I use Bitwarden for my password manager. It supports passkeys, FIDO U2F, and is a software authenticator. Did I mention I use a 48 character randomly generated master password?

I know, I may seem to be a good target for the effort of cracking my accounts maintaining these high levels of security. I counter that by maintaining a low and even sometimes negative net worth and a poor credit rating.

Digital Realty CTO weighs in on AI's insatiable thirst for power

hayzoos

Re: And to think we used to be worried about EV's draining the grid!

We are so close to a trifecta. All we need is an EV with AI that mines Bitcoin.

Microsoft Research chief scientist has no issue with Windows Recall

hayzoos

Re: Dual Boot

I gave up on dual boot long ago. Windows update has a long history of breaking dual boot. Usually Windows will continue to boot, but sometimes even that is broken.

PayPal is planning an ad network built off your purchase history

hayzoos

Ditched paypal long ago

Over a single transaction. I was purchasing a rare lifetime premium membership only requiring a single payment. The service used paypal for payment processing. I had a paypal account and it was linked to a checking account as they had insisted back then. I was paying with a credit card. Paypal processed the payment as an ACH transaction against the checking account which did not have funds to cover the transaction. I knew full well it did not and did not expect paypal to attempt the ACH transaction. I disputed the transaction with the bank. They attempted to present the transaction again. I disputed again and requested a standing dispute of any and all paypal transactions on the bank account. I then closed my paypal account with a message stating why. I firmly believe that when a form of payment is presented at the point of transaction, only that form should be used even if other forms' details are known by the processor.
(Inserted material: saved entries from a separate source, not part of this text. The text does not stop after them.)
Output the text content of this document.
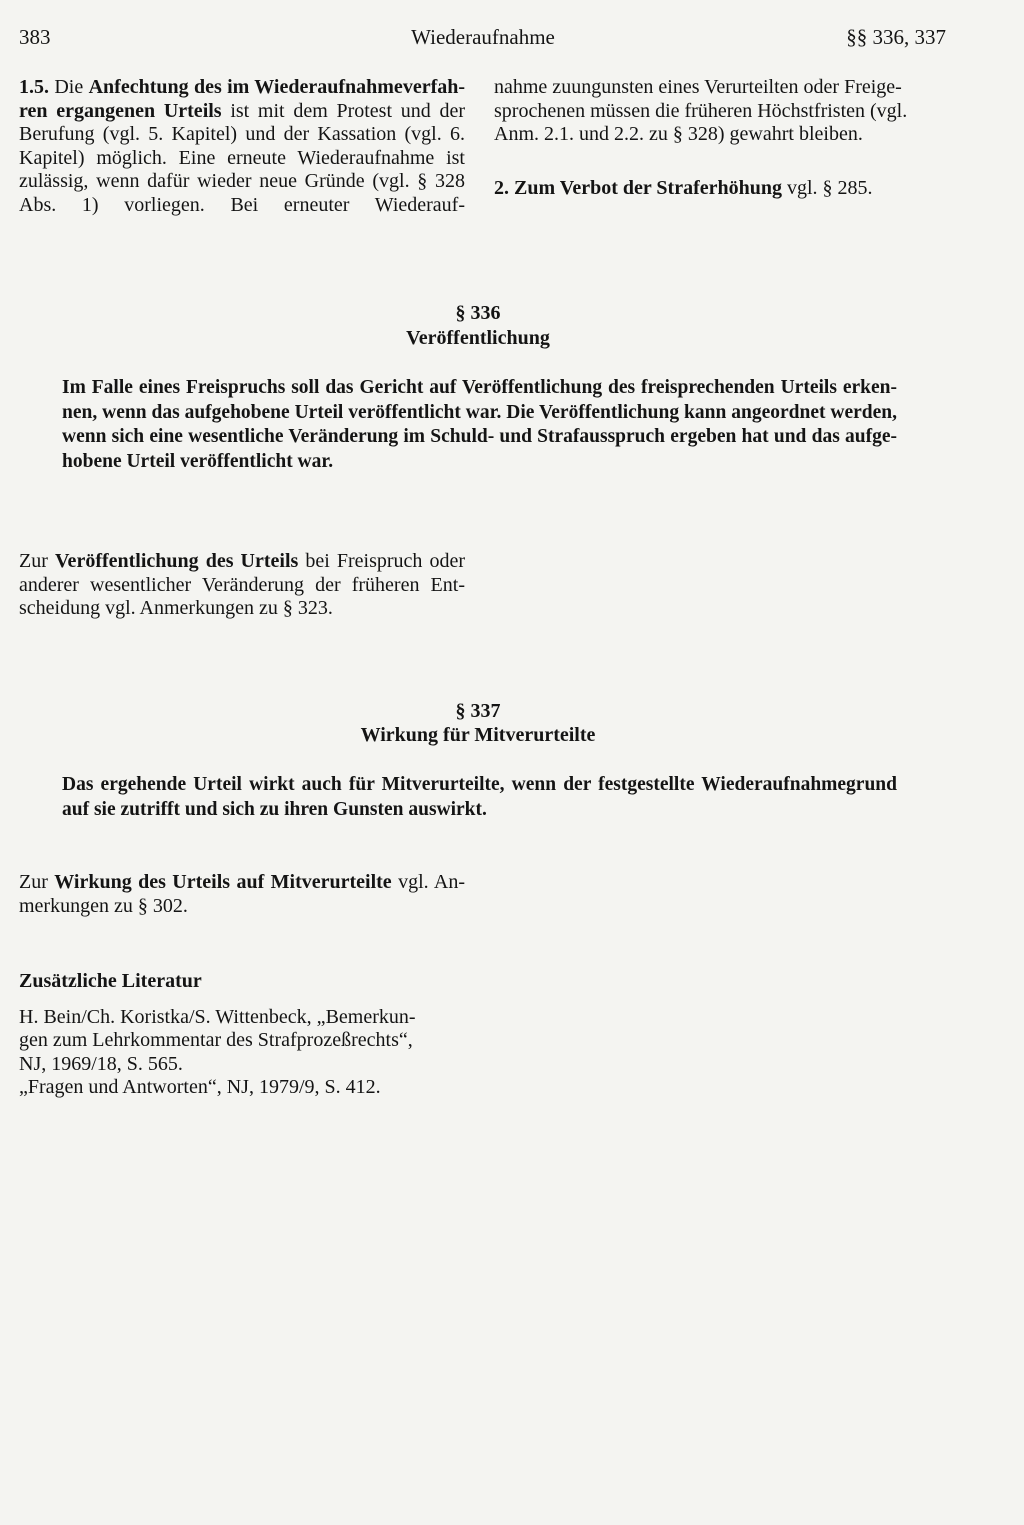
383	Wiederaufnahme	§§ 336, 337

1.5. Die Anfechtung des im Wiederaufnahmeverfah- ren ergangenen Urteils ist mit dem Protest und der Berufung (vgl. 5. Kapitel) und der Kassation (vgl. 6. Kapitel) möglich. Eine erneute Wiederaufnahme ist zulässig, wenn dafür wieder neue Gründe (vgl. § 328 Abs. 1) vorliegen. Bei erneuter Wiederauf-

nahme zuungunsten eines Verurteilten oder Freige-
sprochenen müssen die früheren Höchstfristen (vgl.
Anm. 2.1. und 2.2. zu § 328) gewahrt bleiben.
2. Zum Verbot der Straferhöhung vgl. § 285.
§ 336
Veröffentlichung
Im Falle eines Freispruchs soll das Gericht auf Veröffentlichung des freisprechenden Urteils erken- nen, wenn das aufgehobene Urteil veröffentlicht war. Die Veröffentlichung kann angeordnet werden, wenn sich eine wesentliche Veränderung im Schuld- und Strafausspruch ergeben hat und das aufge- hobene Urteil veröffentlicht war.

Zur Veröffentlichung des Urteils bei Freispruch oder anderer wesentlicher Veränderung der früheren Ent- scheidung vgl. Anmerkungen zu § 323.

§ 337
Wirkung für Mitverurteilte
Das ergehende Urteil wirkt auch für Mitverurteilte, wenn der festgestellte Wiederaufnahmegrund auf sie zutrifft und sich zu ihren Gunsten auswirkt.

Zur Wirkung des Urteils auf Mitverurteilte vgl. An- merkungen zu § 302.

Zusätzliche Literatur
H. Bein/Ch. Koristka/S. Wittenbeck, „Bemerkun-
gen zum Lehrkommentar des Strafprozeßrechts“,
NJ, 1969/18, S. 565.
„Fragen und Antworten“, NJ, 1979/9, S. 412.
I had to call the service provider to purchase the membership over the phone. The lifetime turned out to be lifetime of the service. It was assimilated by IBM.

British Library's candid ransomware comms driven by 'emotional intelligence'

hayzoos

Re: Reading the report...

The first thing that came to mind was "this application must be installed and executed with full admin rights" so frequently found in instructions and FAQS. Plenty of other examples of "turn off security and it will work" exist.

A secure by design system is completely incompatible with an insecure by design system.